= Integer matrix =

Matrix whose entries are integers

In mathematics, an integer matrix is a matrix whose entries are all integers. Examples include binary matrices, the zero matrix, the matrix of ones, the identity matrix, and the adjacency matrices used in graph theory, amongst many others. Integer matrices find frequent application in combinatorics.

==Examples==
$\left(\begin{array}{cccr} 5 & 2 & 6 & 0\\ 4 & 7 & 3 & 8\\ 5 & 9 & 0 & 4\\ 3 & 1 & 0 & \!\!\!-3\\ 9 & 0 & 2 & 1\end{array}\right)$ and $\left(\begin{array}{ccc} 1 & 5 & 0\\ 0 & 9 & 2\\ 1 & 7 & 3\end{array}\right)$
are both examples of integer matrices.

==Properties==
Invertibility of integer matrices is in general more numerically stable than that of non-integer matrices. The determinant of an integer matrix $M$ is itself an integer, and the adjugate matrix of an integer matrix is also integer matrix. Thus, the determinant of an invertible integer matrix is $1$ or $-1$, and hence where inverses exist they do not become excessively large (see condition number). Theorems from matrix theory that infer properties from determinants thus avoid the traps induced by ill conditioned (nearly zero determinant) real or floating point valued matrices.
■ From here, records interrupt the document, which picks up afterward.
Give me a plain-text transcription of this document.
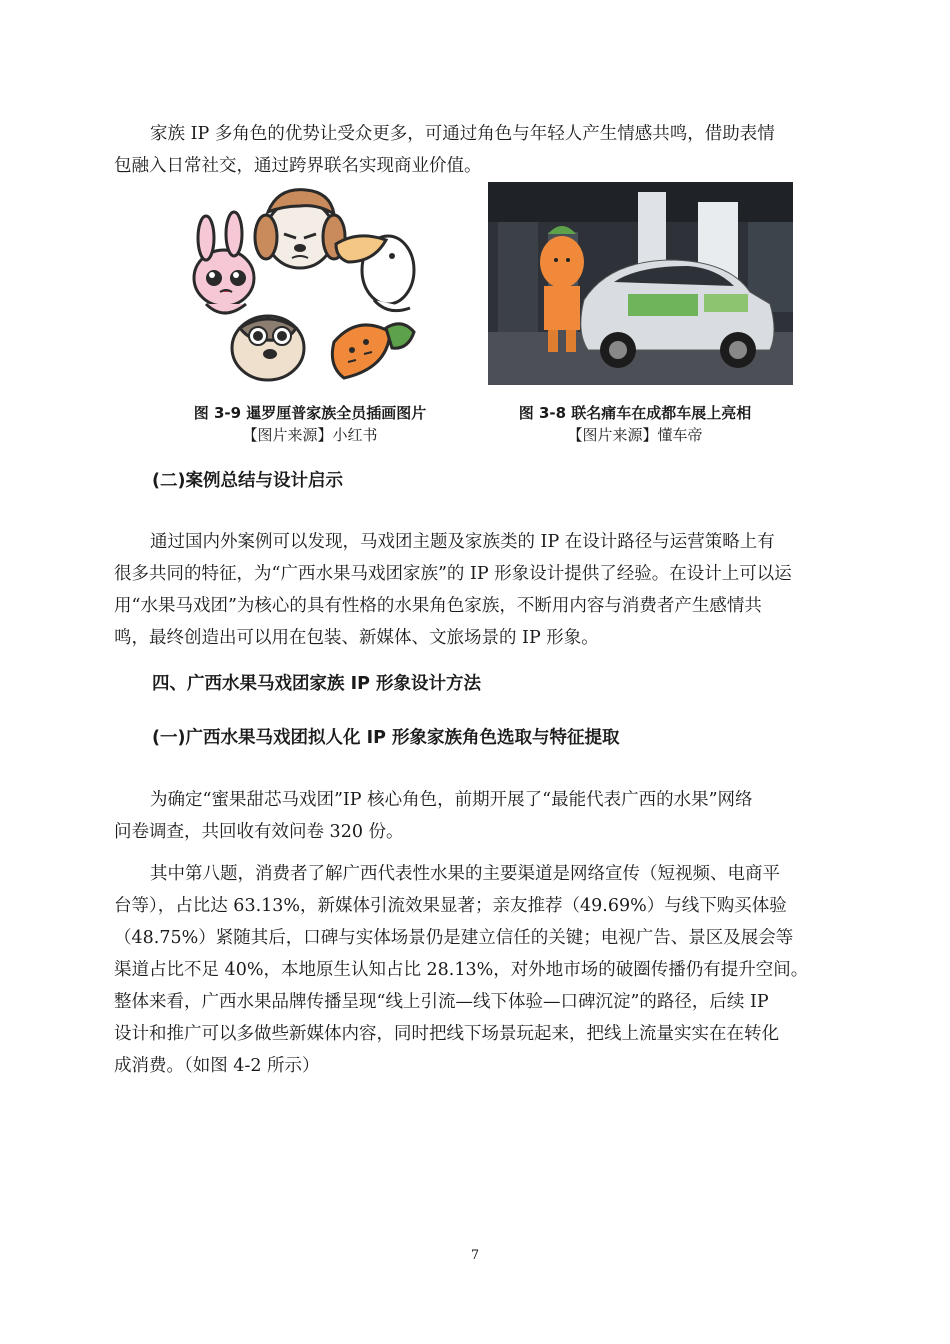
家族 IP 多角色的优势让受众更多，可通过角色与年轻人产生情感共鸣，借助表情
包融入日常社交，通过跨界联名实现商业价值。
图 3-9 暹罗厘普家族全员插画图片
【图片来源】小红书
图 3-8 联名痛车在成都车展上亮相
【图片来源】懂车帝
(二)案例总结与设计启示
通过国内外案例可以发现，马戏团主题及家族类的 IP 在设计路径与运营策略上有
很多共同的特征，为“广西水果马戏团家族”的 IP 形象设计提供了经验。在设计上可以运
用“水果马戏团”为核心的具有性格的水果角色家族，不断用内容与消费者产生感情共
鸣，最终创造出可以用在包装、新媒体、文旅场景的 IP 形象。
四、广西水果马戏团家族 IP 形象设计方法
(一)广西水果马戏团拟人化 IP 形象家族角色选取与特征提取
为确定“蜜果甜芯马戏团”IP 核心角色，前期开展了“最能代表广西的水果”网络
问卷调查，共回收有效问卷 320 份。
其中第八题，消费者了解广西代表性水果的主要渠道是网络宣传（短视频、电商平
台等），占比达 63.13%，新媒体引流效果显著；亲友推荐（49.69%）与线下购买体验
（48.75%）紧随其后，口碑与实体场景仍是建立信任的关键；电视广告、景区及展会等
渠道占比不足 40%，本地原生认知占比 28.13%，对外地市场的破圈传播仍有提升空间。
整体来看，广西水果品牌传播呈现“线上引流—线下体验—口碑沉淀”的路径，后续 IP
设计和推广可以多做些新媒体内容，同时把线下场景玩起来，把线上流量实实在在转化
成消费。（如图 4-2 所示）
7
The inverse of an integer matrix $M$ is again an integer matrix if and only if the determinant of $M$ equals $1$ or $-1$. Integer matrices of determinant $1$ form the group $\mathrm{SL}_n(\mathbf{Z})$, which has far-reaching applications in arithmetic and geometry. For $n=2$, it is closely related to the modular group.

The intersection of the integer matrices with the orthogonal group is the group of signed permutation matrices.

The characteristic polynomial of an integer matrix has integer coefficients. Since the eigenvalues of a matrix are the roots of this polynomial, the eigenvalues of an integer matrix are algebraic integers. In dimension less than 5, they can thus be expressed by radicals involving integers.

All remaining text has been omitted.